Find the general solution to the differential equation '' (x^2 + 3x - 1) dy/dx = (2x + 3)y ''

Now although this might seem like quite a complex question at first, it's a little less intimidating when we take a while to look at it- you might notice that we can seperate x and y terms like so:
1/y dy = (2x + 3)/(x^2 + 3x - 1) dx
You're not expected to notice this immediately, but you should eventually get used to seeing when we can rearrange the equation like this, as now we can integrate both sides, the left with respect to y, and the right with respect to x. See, the top of the fraction of the right hand side is the derivative of the bottom- which means the whole thing integrates to log(the bottom of the fraction). You should learn to spot this, it's a useful trick and the examiners tend to like putting it into the papers to catch you off guard.
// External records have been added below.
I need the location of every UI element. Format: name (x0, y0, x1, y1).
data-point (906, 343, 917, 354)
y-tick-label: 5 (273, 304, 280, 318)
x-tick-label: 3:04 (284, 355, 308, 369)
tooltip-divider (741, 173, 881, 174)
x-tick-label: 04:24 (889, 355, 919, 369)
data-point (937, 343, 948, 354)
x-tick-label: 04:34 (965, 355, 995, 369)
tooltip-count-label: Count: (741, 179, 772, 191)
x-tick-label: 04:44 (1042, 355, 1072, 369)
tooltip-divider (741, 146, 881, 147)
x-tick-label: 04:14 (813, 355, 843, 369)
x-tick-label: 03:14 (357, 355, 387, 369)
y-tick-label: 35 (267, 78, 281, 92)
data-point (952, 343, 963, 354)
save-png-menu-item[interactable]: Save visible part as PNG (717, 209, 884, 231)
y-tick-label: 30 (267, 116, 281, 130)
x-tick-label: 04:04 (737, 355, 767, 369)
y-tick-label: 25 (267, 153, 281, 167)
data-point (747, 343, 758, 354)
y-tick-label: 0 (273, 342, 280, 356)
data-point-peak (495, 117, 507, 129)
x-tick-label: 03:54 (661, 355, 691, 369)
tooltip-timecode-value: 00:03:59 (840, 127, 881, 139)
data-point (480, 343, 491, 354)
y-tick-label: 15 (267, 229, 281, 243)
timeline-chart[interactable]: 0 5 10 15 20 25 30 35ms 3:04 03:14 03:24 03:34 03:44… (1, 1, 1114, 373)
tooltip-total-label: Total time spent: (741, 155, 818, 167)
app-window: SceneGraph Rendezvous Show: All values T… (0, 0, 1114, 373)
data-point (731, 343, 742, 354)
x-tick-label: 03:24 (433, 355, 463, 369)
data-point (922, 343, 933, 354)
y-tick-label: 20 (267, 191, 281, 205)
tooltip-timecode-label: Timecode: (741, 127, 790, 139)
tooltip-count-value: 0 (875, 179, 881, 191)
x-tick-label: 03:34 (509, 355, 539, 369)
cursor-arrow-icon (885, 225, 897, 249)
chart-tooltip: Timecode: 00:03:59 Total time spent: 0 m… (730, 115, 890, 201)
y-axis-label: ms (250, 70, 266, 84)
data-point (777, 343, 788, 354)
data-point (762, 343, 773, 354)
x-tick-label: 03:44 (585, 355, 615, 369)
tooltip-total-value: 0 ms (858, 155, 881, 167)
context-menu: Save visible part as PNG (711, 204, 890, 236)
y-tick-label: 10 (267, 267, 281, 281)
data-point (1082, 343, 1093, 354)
We now have: '' log y = log ( x^2 + 3x - 1 ) + C '' The constant is important
Put both sides to the power of e to remove the logs:
y = ( e^C )( e^log[x^2 + 3x -1] ) y= A(x^2 + 3x - 1) And we have our general solution! Notice how we've relabeled the constant e^C as ''A''- it makes the equation a lot simpler and is generally allowed, as it is mathematically correct and lets us see how the solution works a little more clearly.